У Катерин хватало ума никогда не спрашивать у мужчин об их прошлой любовной жизни. Она не хотела знать имена, даты и события. Ревность – бесполезное чувство; важно только то, что происходит сейчас. Она не смогла сдержаться и не поднять руку к его лицу, когда он давал ей прикурить. Она чувствовала его мужской, терпкий, сильный, но чистый запах. Его недавно выбритая щека оказалась гладкой, и его зеленые глаза не отрываясь смотрели на нее. Он мягко взял из ее рук стакан и поставил на столик. Затем еще более мягко притянул ее к себе.

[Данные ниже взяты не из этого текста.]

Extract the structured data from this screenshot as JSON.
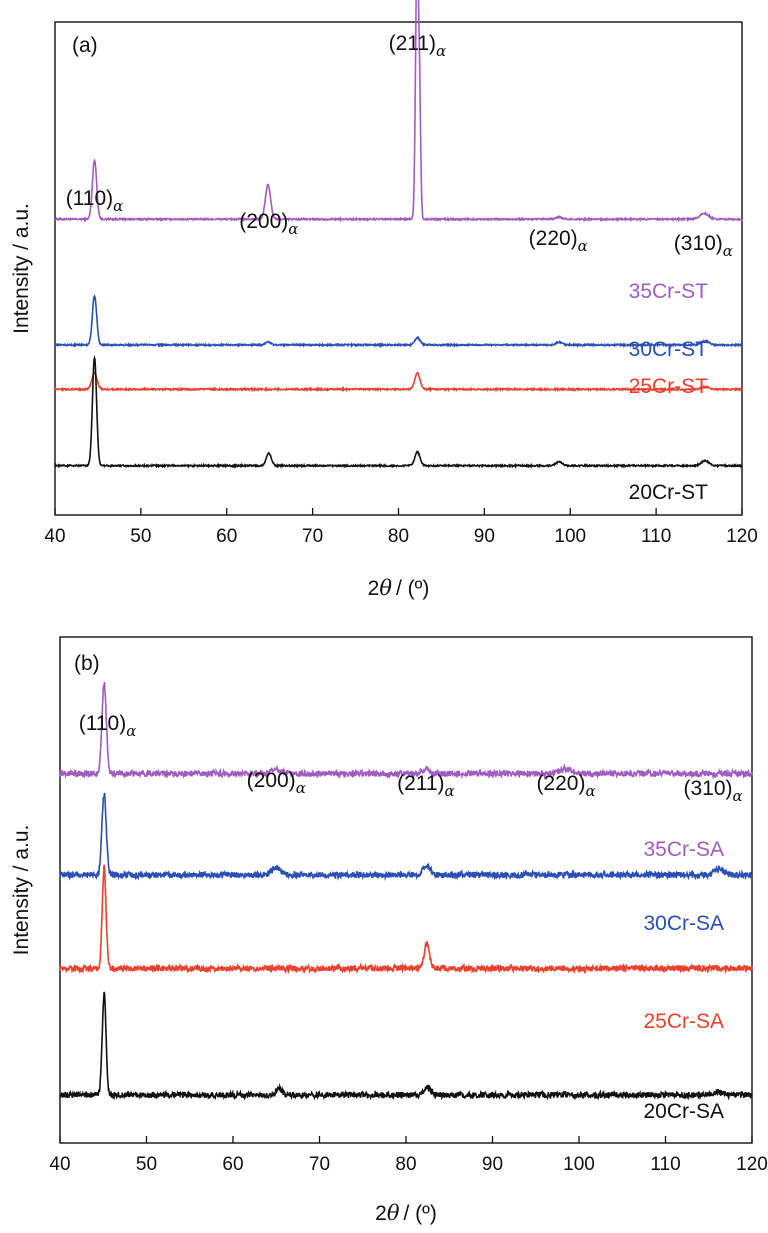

Все исчезло вдали – смех на соседних участках и звуки концерта Моцарта для кларнета, который Жан-Клод поставил на стереопроигрыватель. Катерин слышала лишь стук своего сердца. Их губы встретились. Она целовалась сотни раз перед камерой, но сейчас все было иначе. Первое нежное прикосновение к любимому. Мягкое, ласковое, податливое, но полное страсти и чувственности, которые Катерин полностью была готова отдать ему. Она родилась, чтобы принадлежать ему. Скоро она будет его.

Он овладел ею на мягкой траве рядом с бассейном, там, где пальмовые листья защищали их от палящего солнца.

Катерин часто думала, что с сексуальной точки зрения она женщина простая. В отличие от своих подруг она не любила эротическую акробатику и все виды садомазохизма. Она верила в старомодные вещи – верную, настоящую любовь. Пока Жан-Клод изучал ее тело своим, дразнил и возбуждал ее губами и языком, она ощутила взрыв такой чувственности, что не смогла сдержать дрожь. Еще она ощутила всепоглощающую любовь. Много лет она притворялась, что ей она не нужна, что она ее не хочет. Но теперь, в этот роскошный полдень в Палм-Спрингс, она поняла, что ошибалась. Вот так все и началось.

Эти два длинных, ленивых дня они были поглощены друг другом.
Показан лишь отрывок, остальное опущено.